За железнодорожным полотном, в старом кирпичном доме, Джунаид-хан разыскал войсковой штаб, спросил по имени знакомого русского полковника. Дежурный адъютант в офицерском кителе со споротыми погонами, юркий узкоплечий чеченец, подозрительно ощупал хана и его спутников злыми глазами, но, узнав же, с кем имеет дело, залебезил, доверительно сказал, что в штабе, кроме него и часовых, никого нет, посоветовал поспешить на вокзал, куда уехали все, – ожидался приезд специального поезда самого Маллесона. Английский генерал возвращался с фронта, где устраивал смотр английским батальонам, Пенджабскому полку, отрядам пулеметчиков и легкой кавалерии, сражавшимся с красными под станцией Равнина.
На вокзале было многолюдно, но по лицам собравшихся, особенно железнодорожных рабочих, Джунаид-хан угадал, что их сюда согнали силой. Шеренги вооруженных сипаев, выставленные вдоль перрона, поддерживали идеальный порядок. Поезд прибыл раньше времени.
…Вечером Джунаид-хан, покачиваясь в салоне мягкого вагона, сидел напротив Маллесона, слушал его неторопливую речь.

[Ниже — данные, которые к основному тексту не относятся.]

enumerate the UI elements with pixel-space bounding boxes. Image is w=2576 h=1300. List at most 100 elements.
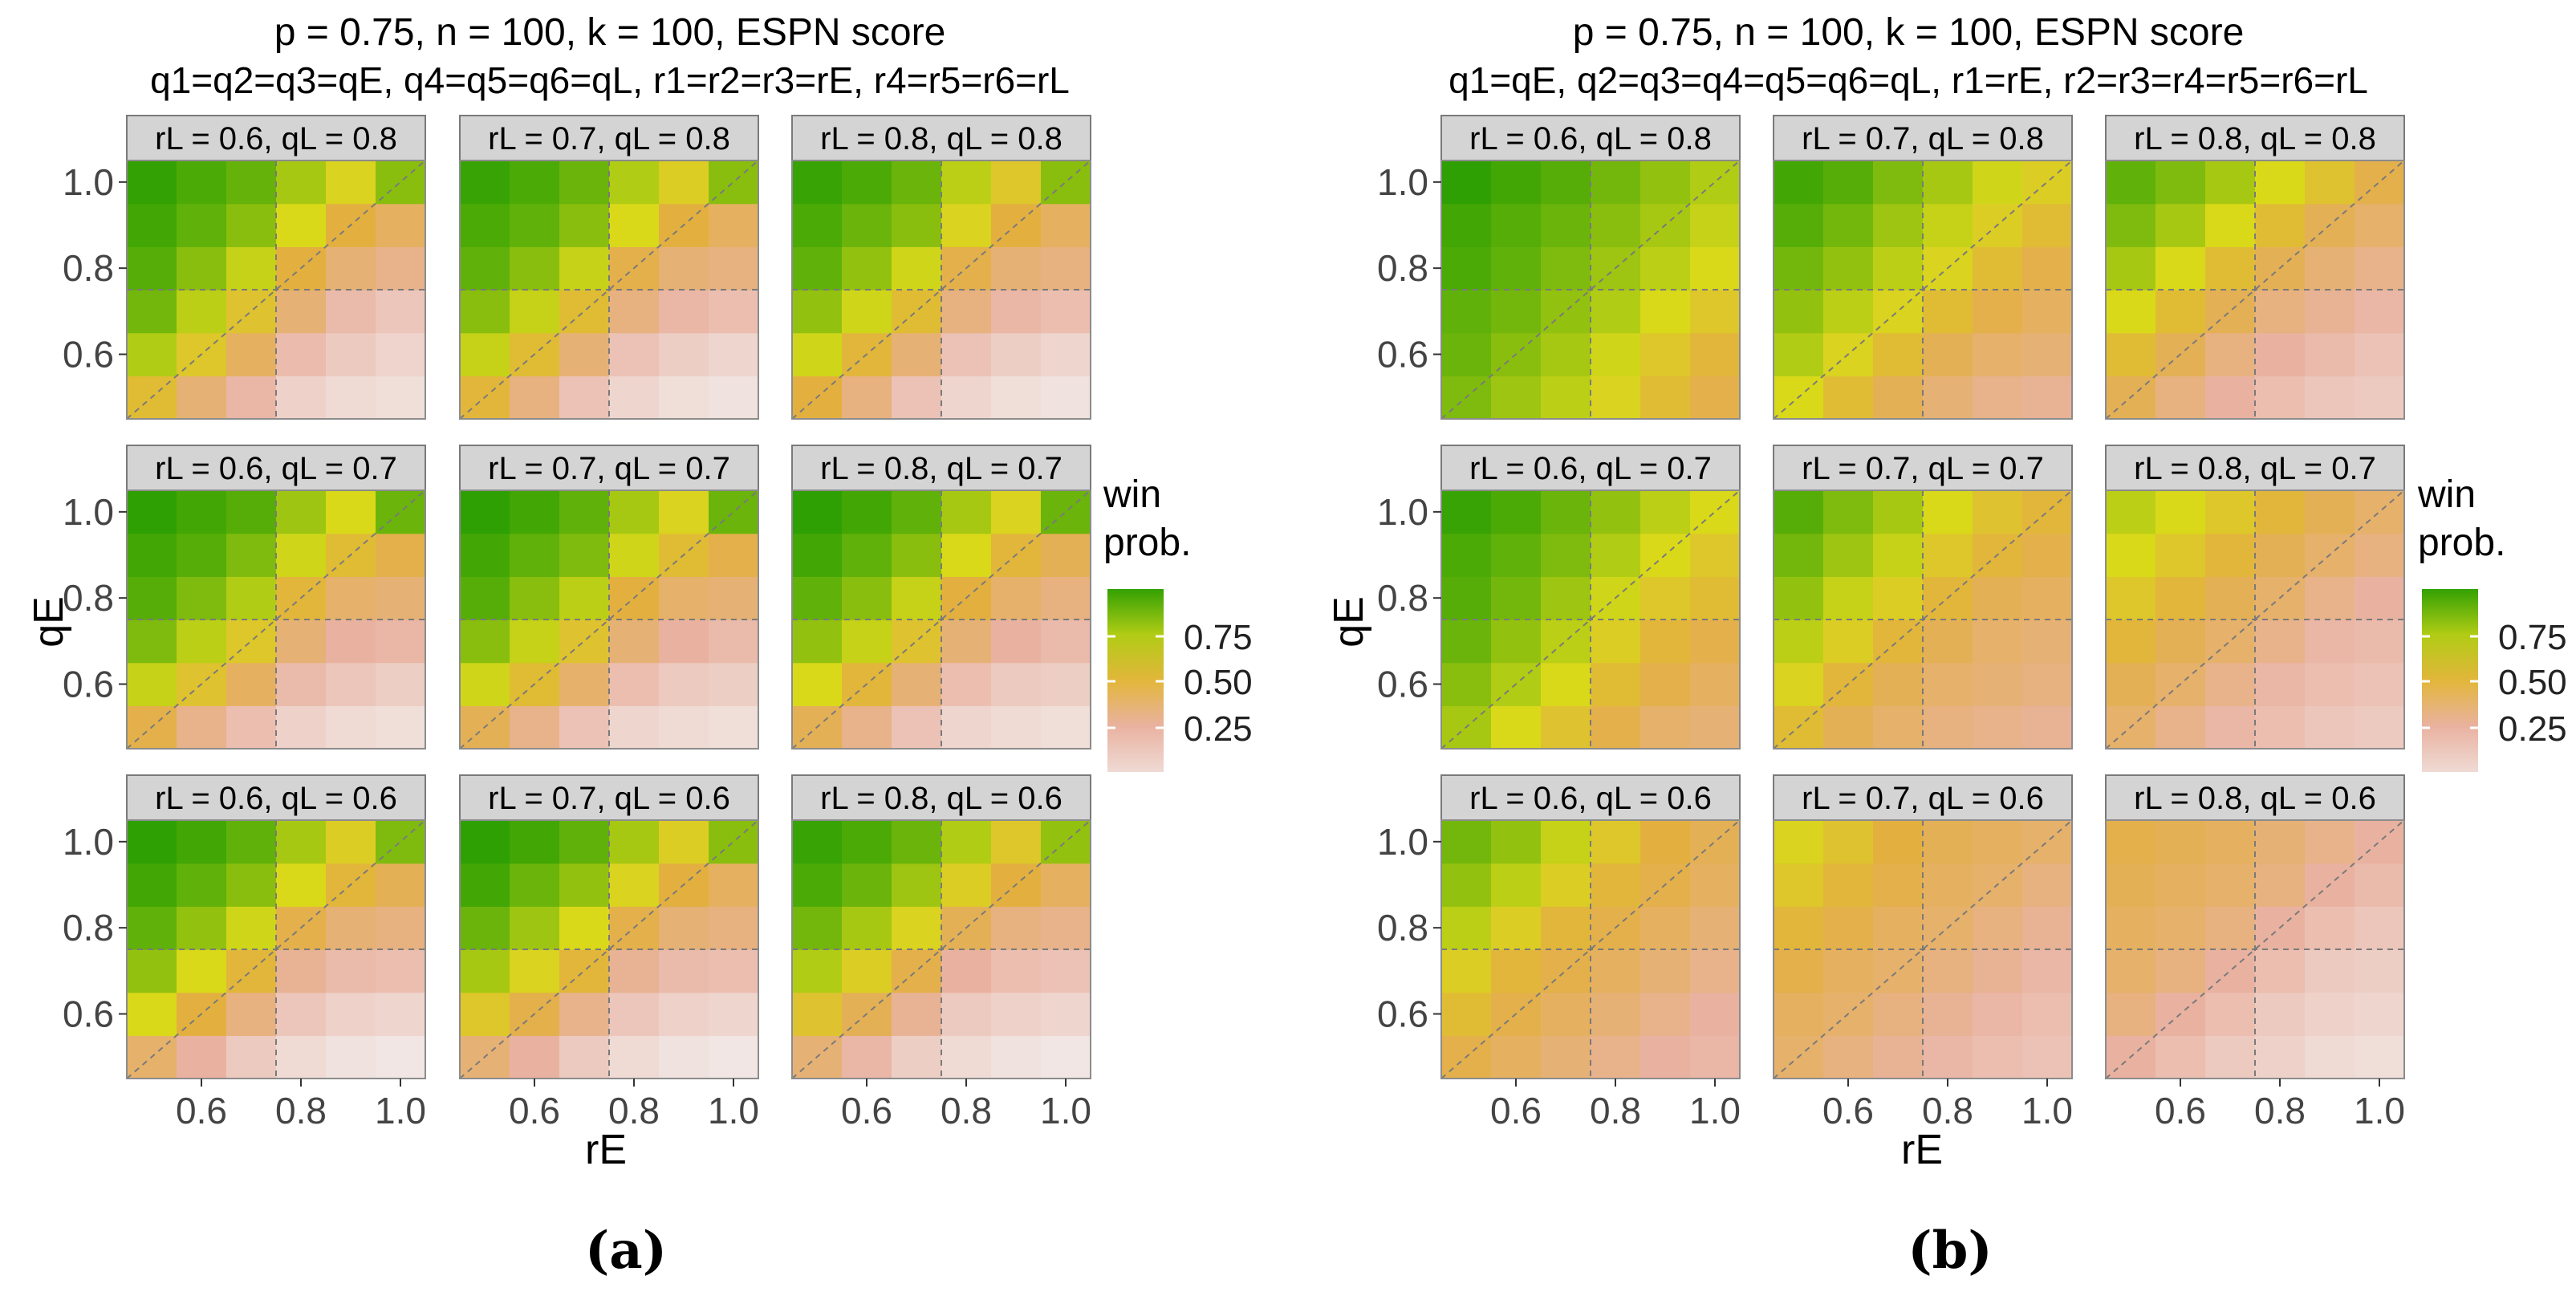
- heatmap-cell: [842, 203, 892, 247]
- heatmap-cell: [892, 533, 942, 577]
- heatmap-cell: [376, 820, 426, 864]
- y-tick-label: 0.8: [63, 907, 114, 949]
- heatmap-cell: [2022, 576, 2073, 620]
- heatmap-cell: [276, 490, 327, 534]
- facet-plot-border: [791, 160, 1091, 420]
- heatmap-cell: [941, 160, 992, 205]
- heatmap-cell: [510, 576, 560, 620]
- heatmap-cell: [177, 160, 227, 205]
- heatmap-cell: [226, 992, 277, 1036]
- heatmap-cell: [1774, 662, 1824, 706]
- heatmap-cell: [1973, 246, 2023, 290]
- heatmap-cell: [892, 820, 942, 864]
- x-tick-label: 1.0: [1689, 1090, 1741, 1131]
- facet-strip: [459, 774, 759, 821]
- facet-strip: [791, 445, 1091, 491]
- heatmap-cell: [2255, 490, 2306, 534]
- facet-plot-border: [1440, 490, 1741, 750]
- heatmap-cell: [1973, 662, 2023, 706]
- heatmap-cell: [127, 533, 177, 577]
- heatmap-cell: [127, 160, 177, 205]
- y-tick-label: 0.8: [63, 247, 114, 289]
- heatmap-cell: [892, 290, 942, 334]
- facet-plot-border: [459, 819, 759, 1079]
- heatmap-cell: [709, 332, 759, 376]
- reference-line-diagonal: [1440, 819, 1741, 1079]
- heatmap-cell: [2305, 620, 2355, 664]
- heatmap-cell: [510, 820, 560, 864]
- heatmap-cell: [276, 533, 327, 577]
- heatmap-cell: [892, 332, 942, 376]
- heatmap-cell: [2205, 332, 2256, 376]
- heatmap-cell: [177, 246, 227, 290]
- heatmap-cell: [1541, 533, 1591, 577]
- facet-strip: [459, 115, 759, 161]
- panel-a-caption: (a): [585, 1221, 667, 1281]
- heatmap-cell: [792, 576, 843, 620]
- facet-plot-border: [126, 160, 426, 420]
- facet-2: rL = 0.7, qL = 0.8: [459, 115, 759, 420]
- reference-line-diagonal: [2105, 819, 2405, 1079]
- heatmap-cell: [1591, 290, 1641, 334]
- heatmap-cell: [2305, 992, 2355, 1036]
- heatmap-cell: [460, 246, 510, 290]
- heatmap-cell: [609, 662, 660, 706]
- heatmap-cell: [2106, 949, 2156, 993]
- heatmap-cell: [460, 906, 510, 950]
- heatmap-cell: [1640, 490, 1691, 534]
- heatmap-cell: [709, 290, 759, 334]
- heatmap-cell: [1923, 203, 1973, 247]
- heatmap-cell: [2205, 863, 2256, 907]
- facet-strip-label: rL = 0.6, qL = 0.8: [155, 121, 397, 156]
- heatmap-cell: [1640, 160, 1691, 205]
- heatmap-cell: [2205, 949, 2256, 993]
- facet-plot-border: [2105, 160, 2405, 420]
- heatmap-cell: [892, 906, 942, 950]
- heatmap-cell: [609, 490, 660, 534]
- heatmap-cell: [226, 490, 277, 534]
- heatmap-cell: [2355, 949, 2405, 993]
- panel-b-facets: rL = 0.6, qL = 0.80.60.81.0rL = 0.7, qL …: [1377, 115, 2405, 1131]
- facet-6: rL = 0.8, qL = 0.7: [2105, 445, 2405, 750]
- heatmap-cell: [659, 160, 709, 205]
- heatmap-cell: [609, 203, 660, 247]
- panel-a: p = 0.75, n = 100, k = 100, ESPN score q…: [26, 11, 1253, 1281]
- heatmap-cell: [991, 1035, 1042, 1079]
- heatmap-cell: [659, 820, 709, 864]
- heatmap-cell: [1774, 992, 1824, 1036]
- heatmap-cell: [460, 490, 510, 534]
- heatmap-cell: [2106, 820, 2156, 864]
- panel-a-xlabel: rE: [585, 1127, 627, 1173]
- heatmap-cell: [941, 533, 992, 577]
- heatmap-cell: [1973, 949, 2023, 993]
- heatmap-cell: [2155, 160, 2206, 205]
- heatmap-cell: [892, 620, 942, 664]
- heatmap-cell: [2355, 203, 2405, 247]
- facet-strip-label: rL = 0.7, qL = 0.8: [488, 121, 730, 156]
- heatmap-cell: [127, 332, 177, 376]
- heatmap-cell: [1041, 662, 1091, 706]
- heatmap-cell: [1441, 490, 1492, 534]
- facet-strip-label: rL = 0.8, qL = 0.7: [820, 451, 1062, 486]
- heatmap-cell: [2155, 863, 2206, 907]
- heatmap-cell: [991, 992, 1042, 1036]
- heatmap-cell: [941, 332, 992, 376]
- heatmap-cell: [2106, 620, 2156, 664]
- facet-strip-label: rL = 0.8, qL = 0.6: [820, 781, 1062, 816]
- heatmap-cell: [2106, 160, 2156, 205]
- heatmap-cell: [1541, 490, 1591, 534]
- heatmap-cell: [991, 332, 1042, 376]
- legend-title-line1: win: [1103, 473, 1161, 516]
- heatmap-cell: [1690, 662, 1741, 706]
- heatmap-cell: [177, 1035, 227, 1079]
- heatmap-cell: [2305, 1035, 2355, 1079]
- heatmap-cell: [2305, 490, 2355, 534]
- x-tick-label: 1.0: [1040, 1090, 1091, 1131]
- heatmap-cell: [2355, 160, 2405, 205]
- legend-tick-label: 0.75: [1184, 618, 1253, 657]
- facet-3: rL = 0.8, qL = 0.8: [2105, 115, 2405, 420]
- heatmap-cell: [892, 705, 942, 750]
- heatmap-cell: [276, 376, 327, 420]
- legend-tick-label: 0.50: [1184, 663, 1253, 702]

– Вы, туркмены, – хозяева своей страны!.. Мы, видит Бог, не желали войны, не собирались вмешиваться в ваши внутренние дела, предоставляя определить образ правления самому туркменскому народу… Об этом мы, ваши верные союзники, заявляли не раз перед всем миром. Мы позволили себе только одно вмешательство – в Асхабаде, когда на митинге железнодорожных рабочих тридцать первого декабря 1918 года выяснилась опасность для наших войск, временно расквартировавшихся в городе. Это когда какие-то горлопаны, комиссарские подголоски стали кричать: «Долой англичан!.. Оккупанты – вон!..» Эти вооруженные смутьяны затеяли свару, собирались напасть на наших солдат и офицеров. Все это для нас было обидно и не совсем безопасно, и мы прибегли к вооруженной силе, разогнали митинг, зачинщиков арестовали. Ими оказались, как и следовало ожидать, русские большевики…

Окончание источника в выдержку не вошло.